いやいやながら聞かせてやった。みられて誤解でもされたらどうする。そして恥ずかしい。くっつくなごらぁ。
「脈打つ音が聞こえます」
今はシュヴァーンなんだな。というか、私の前だとそれが板についたのかもな。こいつもこいつで別人を装っているわけであるし。(成りきれていないが)
「何をそんなに不安がっている」
「私は、いつでも不安ですよ。アレクセイ様がいなくなってしまわないか。この心臓が壊れてしまわないか」
「機械なのだからお前の心臓よりも頑丈だろう」
「そう、かもしれませんが」
そういう意味ではないのは百も承知である。しかし、気の利いた言葉は出てこない。私だってこんなもの埋め込まれてまで生きたかったかといわれると微妙だからなぁ。

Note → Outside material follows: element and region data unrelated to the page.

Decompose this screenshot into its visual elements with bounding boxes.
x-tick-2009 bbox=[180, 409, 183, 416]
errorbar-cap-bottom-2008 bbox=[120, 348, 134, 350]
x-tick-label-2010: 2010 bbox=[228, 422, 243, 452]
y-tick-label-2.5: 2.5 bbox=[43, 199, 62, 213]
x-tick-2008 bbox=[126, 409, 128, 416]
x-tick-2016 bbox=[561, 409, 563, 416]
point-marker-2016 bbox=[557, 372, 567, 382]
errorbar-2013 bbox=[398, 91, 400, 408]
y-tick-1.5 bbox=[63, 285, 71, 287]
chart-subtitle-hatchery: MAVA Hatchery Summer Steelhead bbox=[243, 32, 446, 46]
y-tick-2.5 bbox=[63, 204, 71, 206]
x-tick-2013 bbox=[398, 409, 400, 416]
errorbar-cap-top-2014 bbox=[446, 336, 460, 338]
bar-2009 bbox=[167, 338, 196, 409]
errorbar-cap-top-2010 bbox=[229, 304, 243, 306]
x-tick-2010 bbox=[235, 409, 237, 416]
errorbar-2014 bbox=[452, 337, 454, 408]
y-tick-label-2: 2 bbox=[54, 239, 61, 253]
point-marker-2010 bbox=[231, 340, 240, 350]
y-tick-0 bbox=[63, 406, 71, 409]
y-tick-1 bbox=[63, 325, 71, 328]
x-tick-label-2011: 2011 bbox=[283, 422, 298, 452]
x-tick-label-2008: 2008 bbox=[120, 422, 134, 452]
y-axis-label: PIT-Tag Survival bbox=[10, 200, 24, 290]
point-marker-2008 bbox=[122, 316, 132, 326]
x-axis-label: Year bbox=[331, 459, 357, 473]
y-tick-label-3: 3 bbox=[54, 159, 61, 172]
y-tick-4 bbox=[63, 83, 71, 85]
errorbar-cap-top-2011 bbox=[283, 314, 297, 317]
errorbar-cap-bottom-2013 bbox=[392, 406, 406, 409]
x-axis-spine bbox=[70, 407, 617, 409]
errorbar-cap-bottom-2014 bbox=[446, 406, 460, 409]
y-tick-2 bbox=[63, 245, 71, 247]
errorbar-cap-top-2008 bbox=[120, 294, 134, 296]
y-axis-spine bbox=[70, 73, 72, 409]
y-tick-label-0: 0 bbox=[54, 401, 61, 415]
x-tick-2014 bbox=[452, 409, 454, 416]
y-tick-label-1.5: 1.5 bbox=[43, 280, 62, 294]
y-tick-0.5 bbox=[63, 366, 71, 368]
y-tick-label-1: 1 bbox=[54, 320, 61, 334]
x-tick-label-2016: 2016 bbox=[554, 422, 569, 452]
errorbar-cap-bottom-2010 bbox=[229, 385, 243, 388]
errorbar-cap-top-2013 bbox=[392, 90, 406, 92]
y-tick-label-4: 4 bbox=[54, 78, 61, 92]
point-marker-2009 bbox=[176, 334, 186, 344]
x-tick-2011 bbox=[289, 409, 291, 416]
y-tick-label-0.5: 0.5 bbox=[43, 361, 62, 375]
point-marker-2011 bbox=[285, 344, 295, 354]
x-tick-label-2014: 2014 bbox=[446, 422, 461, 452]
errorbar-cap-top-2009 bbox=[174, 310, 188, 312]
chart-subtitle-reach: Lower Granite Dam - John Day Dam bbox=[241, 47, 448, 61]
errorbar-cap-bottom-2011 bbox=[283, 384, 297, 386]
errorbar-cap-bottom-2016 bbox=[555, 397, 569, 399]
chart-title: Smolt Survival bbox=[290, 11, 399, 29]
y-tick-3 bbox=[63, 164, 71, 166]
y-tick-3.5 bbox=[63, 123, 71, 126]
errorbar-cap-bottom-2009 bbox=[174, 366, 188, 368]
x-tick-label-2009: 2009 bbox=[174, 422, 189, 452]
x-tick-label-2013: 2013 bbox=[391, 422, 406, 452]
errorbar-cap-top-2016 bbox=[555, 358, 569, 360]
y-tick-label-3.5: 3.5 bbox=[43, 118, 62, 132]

そんな私の心境を察したのか、後ろから抱きしめる力が強くなった。子供のようだ。
「まぁ、頑丈なのだから、長生きもするだろう。これからが、楽しみだ」
「!」
まぁこんなもの。と思っていても、実際生きてみると、これが面白いものだ。辛くて仕方が無いことも大量に――そりゃあ大量にあるが(例えば部下の態度など)、それでも大切なものが近くにいて、やることが山ほどあるのだから、飽きはしない。
「私も、これからが楽しみです。ずっと、一緒にいてください」
「馬鹿を言え。どこまで付き合わせるつもりだ」
「いいえ、私がアレクセイ様についていくだけです」
これは無理やりだな。絶対。
内心ため息をつきつつも大人しくする。いい大人が、とも思うが、きっとコイツにとってはトラウマなのだろう。私を含めて。
だから、今ぐらいならいいだろう。
そう思って放置しているところを主要メンバーに発見され、シュヴァーンを投げ捨てるのは数秒後のお話。